Of course, we cannot imagine this will change in the RSS-BJP era.
The long list of denials
Brahminisation of the Bharat Ratna started with the first selection in 1954. If modern Indians who contributed to the Indian Renaissance and socio-educational reform of the country were considered eligible, then Raja Ram Mohan Roy, Jyotirao Phule and Narayana Guru should have got the award. M.K. Gandhi’s name was avoided after it was held that he was above the award. To this day, no Adivasi has received the Bharat Ratna. Why? We do not know. Birsa Munda and Komaram Bheem were never seen as worthies, just as no OBC has so far been. BP Mandal, who wrote the Mandal Commission Report, is never seen as a Bharatiya worthy of the award.
The Congress alienated the most powerful Shudras, who subsequently launched regional parties and became anti-Congress in so many ways. The list of Bharat Ratna is one indicator of their alienation. The RSS-BJP today are doing the same thing and justifying it using the same logic.

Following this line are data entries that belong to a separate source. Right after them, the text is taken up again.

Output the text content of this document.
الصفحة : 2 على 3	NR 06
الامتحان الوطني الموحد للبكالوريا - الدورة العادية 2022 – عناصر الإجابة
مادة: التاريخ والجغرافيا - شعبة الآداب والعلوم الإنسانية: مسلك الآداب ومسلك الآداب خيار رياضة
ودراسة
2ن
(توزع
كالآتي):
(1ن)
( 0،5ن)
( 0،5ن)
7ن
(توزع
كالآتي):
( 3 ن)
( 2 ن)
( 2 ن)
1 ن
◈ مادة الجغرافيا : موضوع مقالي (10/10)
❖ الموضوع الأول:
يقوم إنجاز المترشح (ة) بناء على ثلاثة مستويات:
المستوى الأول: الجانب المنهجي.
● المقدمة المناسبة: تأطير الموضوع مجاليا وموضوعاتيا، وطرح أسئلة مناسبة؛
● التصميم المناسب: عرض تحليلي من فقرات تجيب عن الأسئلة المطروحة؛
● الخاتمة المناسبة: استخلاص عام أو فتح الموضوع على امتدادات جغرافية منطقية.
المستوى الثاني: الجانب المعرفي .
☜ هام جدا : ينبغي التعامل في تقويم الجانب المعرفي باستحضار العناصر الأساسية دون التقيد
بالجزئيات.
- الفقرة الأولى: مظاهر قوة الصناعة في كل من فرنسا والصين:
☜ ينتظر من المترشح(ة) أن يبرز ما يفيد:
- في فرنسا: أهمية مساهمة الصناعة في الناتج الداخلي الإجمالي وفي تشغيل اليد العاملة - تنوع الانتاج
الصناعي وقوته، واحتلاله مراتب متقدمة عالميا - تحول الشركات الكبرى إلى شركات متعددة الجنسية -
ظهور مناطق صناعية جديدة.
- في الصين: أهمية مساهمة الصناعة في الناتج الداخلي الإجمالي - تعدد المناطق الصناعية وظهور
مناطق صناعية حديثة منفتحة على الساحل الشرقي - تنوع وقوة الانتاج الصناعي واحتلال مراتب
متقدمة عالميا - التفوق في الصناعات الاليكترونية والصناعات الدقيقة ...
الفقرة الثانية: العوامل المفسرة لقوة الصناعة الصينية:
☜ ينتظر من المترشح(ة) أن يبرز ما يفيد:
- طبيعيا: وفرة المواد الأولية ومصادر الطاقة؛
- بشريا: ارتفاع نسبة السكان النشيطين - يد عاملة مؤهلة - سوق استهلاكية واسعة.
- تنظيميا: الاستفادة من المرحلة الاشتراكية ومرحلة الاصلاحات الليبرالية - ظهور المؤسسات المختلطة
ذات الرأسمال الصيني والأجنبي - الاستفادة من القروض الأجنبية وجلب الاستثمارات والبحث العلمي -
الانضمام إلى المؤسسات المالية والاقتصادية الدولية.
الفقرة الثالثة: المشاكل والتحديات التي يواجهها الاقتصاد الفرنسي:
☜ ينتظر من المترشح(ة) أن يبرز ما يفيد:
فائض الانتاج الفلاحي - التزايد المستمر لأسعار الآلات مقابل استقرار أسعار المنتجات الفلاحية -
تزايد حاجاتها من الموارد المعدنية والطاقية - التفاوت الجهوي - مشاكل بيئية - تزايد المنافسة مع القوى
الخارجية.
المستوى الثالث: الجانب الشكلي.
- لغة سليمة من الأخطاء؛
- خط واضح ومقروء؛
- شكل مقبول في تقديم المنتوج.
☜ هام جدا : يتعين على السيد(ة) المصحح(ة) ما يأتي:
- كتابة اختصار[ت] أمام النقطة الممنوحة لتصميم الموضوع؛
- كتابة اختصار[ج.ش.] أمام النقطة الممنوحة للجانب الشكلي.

This brings us to the argument of the Dwija intellectuals that caste should not be the basis for any selection in a democratic, secular republic. But the Dwijas never saw caste when 29 Brahmins, four Kayasthas, one Bania and one Khatri got the Bharat Ratna award. Most names are picked from the freedom movement, as if it was a Dwija movement.
No nation can progress with this kind of high-end casteism. The Bharat Ratna awardee list does not show any social inclusiveness or diversity at all. The Congress’ inclusiveness was confined to only accommodating Muslims. The party grossly neglected Shudras/OBCs/Dalits and Adivasis.
The tendency to promote high-class politicians but not regional and local forces created a huge caste and community gap. The second channel of promotion in the awarding of Bharat Ratna — cinema and music — are also Dwija-dominated areas. But today, caste consciousness has reached a different level in India. Everything is being watched. New interpretations of caste are underway not only in India but globally too. Will things change in the future? We can only hope.
Kancha Ilaiah Shepherd is a political theorist, social activist and author. Views are personal.